April 2, 2013
We did an interview with high school student Madeleine Nesbitt for Tangerine Entertainment. Here are some highlights!
Madeleine Nesbitt: Was there an event in your life that kindled your interest in filmmaking, and how did it make you interested in filmmaking?
Eliza Hittman: I’ve always been passionate about storytelling. When I was in elementary school, I joined a storytelling group that met during lunch. We picked books, memorized them and performed them in front of the entire school. That experience was very powerful for me. I stood up in front of hundreds of kids, and I realized I had the innate ability to communicate and connect with people. The kids in the audience laughed and gasped and I went on to win several competitions. Later, I studied theater, acting and directing in high school and college. But I couldn’t get past the ephemeral nature of it. It was like building sand castles only to watch them wash away before I could even appreciate what went into it. I always loved American independent film. It wasn’t until much after college that I really became confident enough to want to do it. I was intimidated by it. There was so much technical knowledge that I felt I didn’t have and wouldn’t ever have. A lot of my mentors were pushing me to go to grad school, so I bought a camcorder and decided to try and make something to see if I could at least get in. Getting past that first something was the hardest part.
MN: “It Felt Like Love” is your first feature film. What was an experience in the making of the film where you really felt confident about your film and how it was turning out?
EH: The process of making a film is really difficult in an emotional sense. Every step of the way I was filled with a profound sense of doubt. I wrote the script and everyone hated it. I kept revising it and revising it until people seemed to hate it less. I really loved the main character I had come up with and felt she was truly an extension of all my demons and insecurities. That’s what kept me going. I knew the character had soul, because I’d injected her with so much of myself (in a fictional context). Then, when we started casting all the young actresses I saw were so scared of the character! I didn’t know what to make of that! It was a long process of getting to know Gina Piersanti and her mom Jill Armus before they agreed to do it. I shot on HD for the first time and having access to the dailies while we were shooting threw me off. I doubted every choice and felt everything we shot was wrong and that it was going to be a giant expensive failure. But I have a really amazing boyfriend, Scott Cummings, who is also a talented filmmaker and after the first few days, he looked at the footage and told me I had nothing to worry about and keep going! The nice thing about a feature, is that you really find your stride which had never happened to me before on short. With shorts just when you get comfortable, the shoot is over. But with “It Felt Like Love,” the cast and crew really gelled and we had a really positive environment, and after the first few days, we found a stride together and with that came confidence. I don’t know if I’ll ever feel 100% confident, maybe that’s what keeps me going, aspiring to be confident.
MN: Eliza said that there had been a lot of discussion about the sexualization of girls and women in the media during the casting process for “It Felt Like Love.” How do you feel the sexualization of girls in the media affects you, as a young actress and as a teenage girl, and are there any unique pressures you face as an actress?

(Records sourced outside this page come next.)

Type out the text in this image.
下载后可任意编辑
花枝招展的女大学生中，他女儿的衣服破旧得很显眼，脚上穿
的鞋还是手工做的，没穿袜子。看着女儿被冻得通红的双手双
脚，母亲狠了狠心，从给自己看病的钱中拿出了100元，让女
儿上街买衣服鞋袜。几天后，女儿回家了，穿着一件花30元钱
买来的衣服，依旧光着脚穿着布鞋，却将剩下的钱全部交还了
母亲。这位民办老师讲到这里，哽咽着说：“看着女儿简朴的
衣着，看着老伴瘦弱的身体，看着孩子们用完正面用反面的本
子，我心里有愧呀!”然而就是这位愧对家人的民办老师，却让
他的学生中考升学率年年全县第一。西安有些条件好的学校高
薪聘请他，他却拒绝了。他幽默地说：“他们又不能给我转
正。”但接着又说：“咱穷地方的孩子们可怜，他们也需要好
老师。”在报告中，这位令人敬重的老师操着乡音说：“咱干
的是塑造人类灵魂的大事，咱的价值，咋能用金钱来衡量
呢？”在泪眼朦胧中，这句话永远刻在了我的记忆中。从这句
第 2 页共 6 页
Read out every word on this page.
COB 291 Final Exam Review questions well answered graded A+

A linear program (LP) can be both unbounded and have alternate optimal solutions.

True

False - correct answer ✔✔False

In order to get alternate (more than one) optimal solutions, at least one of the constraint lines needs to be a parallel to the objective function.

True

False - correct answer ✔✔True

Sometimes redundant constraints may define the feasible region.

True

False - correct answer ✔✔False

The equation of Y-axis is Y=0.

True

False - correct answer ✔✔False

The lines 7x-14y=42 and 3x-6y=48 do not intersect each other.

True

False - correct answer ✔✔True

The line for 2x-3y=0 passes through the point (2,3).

Gina Piersanti: There’s definitely a lot of sexualization in the media, TV shows, advertisements, music videos, you name it. Especially in the digital age when everyone is constantly plugged into something. It seems so many young girls are exposed to it younger and younger. The first step of course is noticing it and calling attention to it and I’m seeing that done more and more.
I think there’s pressure for actresses and everyone for that matter to look a certain way. whether it be an actress being told to lose weight for a role or someone looking at a magazine and saying “I don’t look like that,” not to mention that most things in print are so retouched they are not even real. It’s an important issue.